Nada menos parecido a la narración convencional que estos cuentos del escritor bogotano Andrés Hoyos. Completamente desapegado de los procedimientos habituales del género, con deliberación y enorme control que denuncia un laborioso taller de escritor Hoyos da curso, en contravía, a su imaginación, y a unos personajes que nunca fueron inventados para hacerse simpáticos con el lector.

En el caso de Los viudos, un cuento no es un cuento. Aunque también lo sea. El asunto es que siempre hay historia(s), e hilo narrativo que la cuente, pero el tal hilo no esta extendido con facilidad para el lector. Se trata de un estilo zigzagueante, afecto a (falsas) digresiones, pues, además, estos elementos contribuyen a la creación de la atmósfera y en todos los casos se conectan explícitamente con hechos posteriores de la historia: los argumentos de éstos cuentos no son propiamente convencionales, por lo contrario, son rebuscados con casi sevicia, para ser contados en forma de zigzag, envolventemente, de manera que asuntos tan telenovelables como el odio de un yerno por su suegra, aquí adquiere nuevas dimensiones, en plano del humor y en el mismo sarcástico horror del trato recíproco, como aquella formidable pelea conyugal en la que "cundieron los 'ni más faltaba', los 'ni mamás faltaba', los 'tú si que no te burlas de mí, bocón, porque te doy', los 'como tienes boca te equivocas', los 'ahora sírveme otro de tus madrazos dobles, pero con hielo y limón'".

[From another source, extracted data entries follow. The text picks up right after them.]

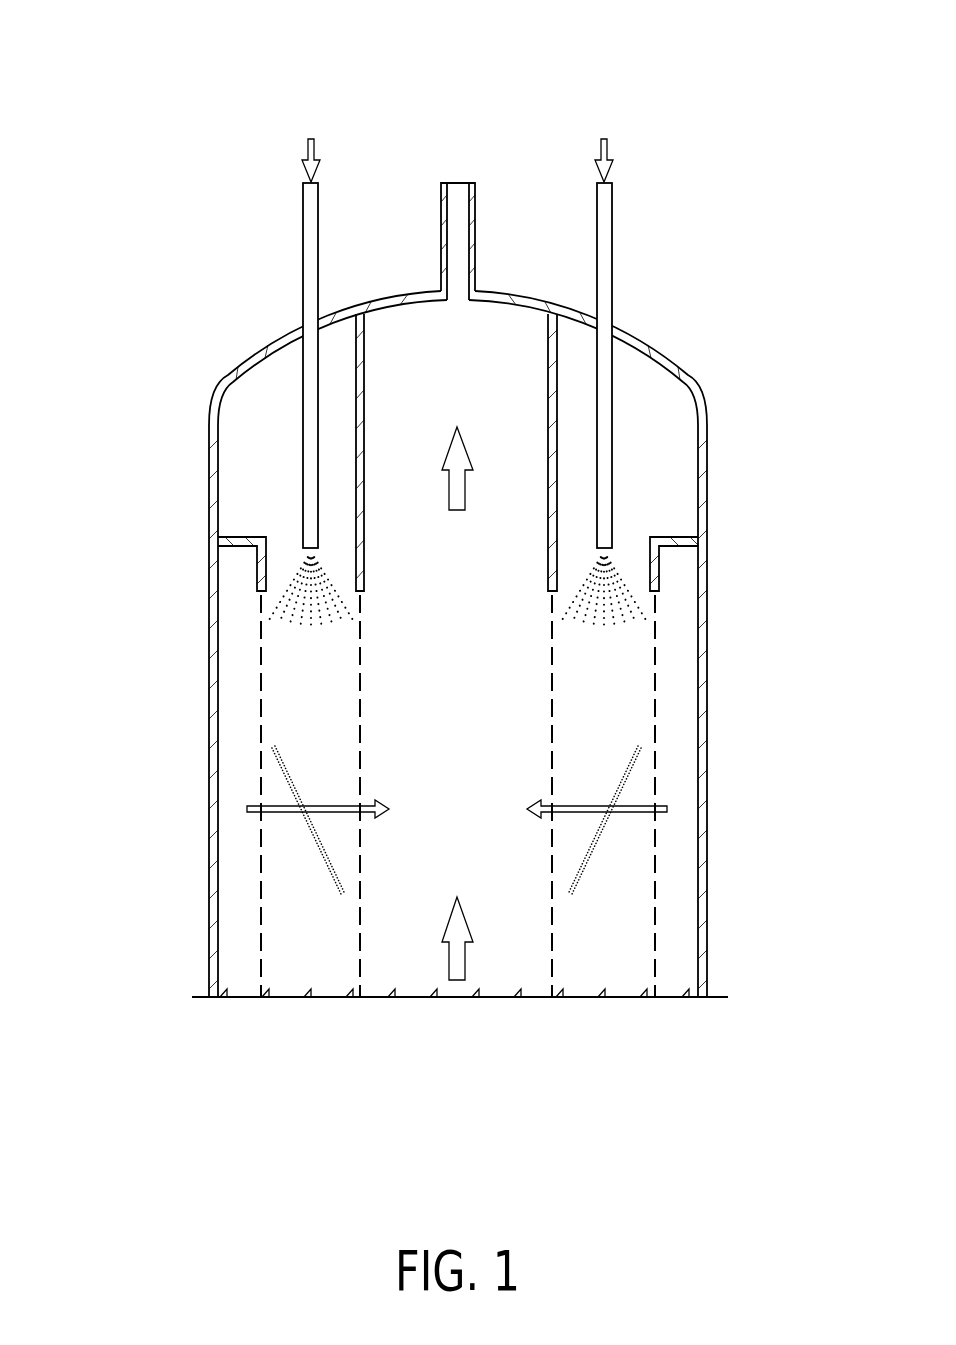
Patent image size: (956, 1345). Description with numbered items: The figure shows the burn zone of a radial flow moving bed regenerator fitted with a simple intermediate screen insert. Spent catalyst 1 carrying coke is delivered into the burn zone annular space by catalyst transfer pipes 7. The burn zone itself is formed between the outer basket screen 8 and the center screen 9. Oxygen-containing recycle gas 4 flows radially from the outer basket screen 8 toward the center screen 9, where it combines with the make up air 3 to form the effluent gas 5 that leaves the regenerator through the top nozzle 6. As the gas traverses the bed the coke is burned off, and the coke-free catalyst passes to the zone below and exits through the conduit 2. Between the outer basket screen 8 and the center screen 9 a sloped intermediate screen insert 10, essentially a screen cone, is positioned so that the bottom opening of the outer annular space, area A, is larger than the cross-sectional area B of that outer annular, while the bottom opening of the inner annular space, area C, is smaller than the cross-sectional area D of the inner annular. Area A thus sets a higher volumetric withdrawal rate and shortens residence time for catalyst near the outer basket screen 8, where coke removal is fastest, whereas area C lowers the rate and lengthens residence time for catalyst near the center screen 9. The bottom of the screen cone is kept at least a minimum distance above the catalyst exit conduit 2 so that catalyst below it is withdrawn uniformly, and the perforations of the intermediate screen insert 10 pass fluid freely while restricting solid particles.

The spent catalyst 1 is at (311, 139).
The catalyst exit conduit 2 is at (297, 980).
The make up air 3 is at (457, 975).
The recycle gas 4 is at (632, 813).
The effluent gas 5 is at (449, 500).
The top nozzle 6 is at (462, 190).
The catalyst transfer pipe 7 is at (311, 418).
The outer basket screen 8 is at (656, 688).
The center screen 9 is at (554, 945).
The intermediate screen insert 10 is at (588, 868).
The bottom opening area of outer annular A is at (312, 895).
The cross sectional area of outer annular B is at (267, 745).
The bottom opening area of inner annular C is at (353, 893).
The cross sectional area of inner annular D is at (298, 748).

El procedimiento que se predica sobre los argumentos puede, por igual, postularse acerca de la construcción misma de los párrafos que mezclan prosa literaria y coloquialismo, sin temor a que la prosa pase a ser anacrónica por la derogación del giro del habla, seguro de ensamblar con tino los niveles efímeros y perdurables del lenguaje en un armazón que le de pervivencia al conjunto. Y, sobretodo, que logran un efecto envolvente en el lector que, más intrigado por este modo singular que por el argumento mismo, continúa en su lectura preguntándose con frecuencia para dónde vá el cuento. En suma, unos cuentos donde es imposible adivinar los finales y donde, además, los finales no importan.

Con anterioridad a este volumen, Andrés Hoyos (Bogotá 1953) publicó dos novelas: Por el sendero de los ángeles caídos y Conviene a los felices permanecer en casa.